Reisetauglichkeit: Was zählt, wenn die Strecke länger wird
In der Praxis entscheidet sich die Reisetauglichkeit nicht nur an Komfort-Features, sondern auch an der Frage, wie entspannt sich das Motorrad bei wechselnden Geschwindigkeiten fahren lässt. Beide Modelle sind dafür geeignet. Die BMW F 800 GS wirkt dabei häufig wie die „Langstrecken-Option“, während die CF Moto 800 MT Explore oft als „Tour-Start-Option“ wahrgenommen wird, weil sie ein sehr stimmiges Gesamtpaket bietet und sich schnell in den Reisealltag integrieren lässt.
Unterhalt, Service und Kaufentscheidung: Markenstärke vs. Preis-Leistungs-Fokus
Auch wenn der Fahrspaß im Vordergrund steht, spielt die Kaufentscheidung immer den Blick auf den Unterhalt hinein. Die BMW F 800 GS (ab 2023) profitiert typischerweise von einer starken Markenpräsenz, einem gut ausgebauten Händlernetz und einer hohen Verfügbarkeit von Zubehör. Das kann bei Wartung, Ersatzteilen und der langfristigen Planung ein Vorteil sein.
Die CF Moto 800 MT Explore kann dagegen vor allem dann überzeugen, wenn der Fokus auf einem attraktiven Preis-Leistungs-Verhältnis liegt und wenn man ein Motorrad sucht, das modern ausgestattet ist, ohne dass das Budget sofort „explodiert“. Für viele ist das der Punkt, an dem die CF Moto besonders spannend wird: Wer viel fährt und dabei nicht nur in Premium-Preisklassen denkt, findet hier oft eine starke Alternative.
Für wen passt welches Motorrad?
Der Vergleich lässt sich am besten über den eigenen Fahralltag entscheiden:
CF Moto 800 MT Explore – die passende Wahl, wenn…
- häufig zwischen Stadt, Landstraße und Wochenendtouren gewechselt wird,
- ein agiles Handling und ein direktes Ansprechverhalten wichtig sind,
- ein Reise-Setup „aus der Box“ attraktiv ist,
- der Fokus stärker auf Preis-Leistung und einem modernen Gesamtpaket liegt.
BMW F 800 GS (ab 2023) – die passende Wahl, wenn…
- lange Strecken und ein sehr ruhiges, berechenbares Fahrgefühl im Vordergrund stehen,
- Stabilität bei wechselnden Bedingungen besonders geschätzt wird,
- Elektronik, Bedienung und Gesamtabstimmung „aus einem Guss“ sein sollen,
- Service- und Zubehör-Ökosystem langfristig eine große Rolle spielen.
Fazit:
Die CF Moto 800 MT Explore ist eine starke Wahl für alle, die ein modernes Reiseenduro suchen, das sich unkompliziert bewegen lässt und sich schnell in den Alltag integrieren kann. Im Vergleich wirkt sie oft agiler und direkter im Handling, wodurch sie besonders auf kurvigen Strecken und bei häufigen Tempowechseln Spaß macht. Gleichzeitig bietet sie eine Reiseausrichtung, die das Motorrad auch für längere Touren interessant macht, ohne dass man sofort alles nachrüsten muss.

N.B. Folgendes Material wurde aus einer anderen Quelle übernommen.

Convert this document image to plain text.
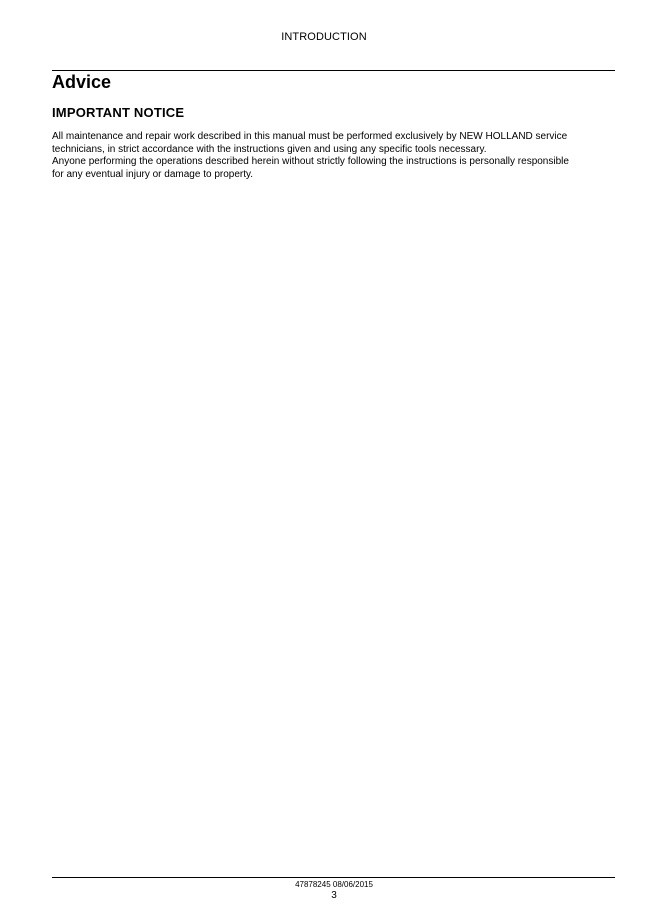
INTRODUCTION
Advice
IMPORTANT NOTICE

All maintenance and repair work described in this manual must be performed exclusively by NEW HOLLAND service
technicians, in strict accordance with the instructions given and using any specific tools necessary.

Anyone performing the operations described herein without strictly following the instructions is personally responsible
for any eventual injury or damage to property.

47878245 08/06/2015
3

Die BMW F 800 GS (ab 2023) ist die bessere Wahl, wenn ein sehr rundes Gesamtpaket wichtiger ist: souveräne Kraftentfaltung, stabiles Fahrverhalten und eine Elektronik, die sich stimmig in den Fahrfluss einfügt. Wer häufig lange Strecken fährt oder Wert auf maximale Berechenbarkeit bei wechselndem Untergrund legt, findet in der BMW oft das „Sicherheitsgefühl“, das man von der GS-Philosophie erwartet. Zudem sprechen Service- und Zubehör-Umfeld für die BMW, wenn das Motorrad langfristig weiterentwickelt werden soll.
Kurz gesagt: CF Moto für ein agiles, tourorientiertes Paket mit starkem Preis-Leistungs-Fokus – BMW für die besonders stimmige Langstrecken- und Gesamtabstimmung.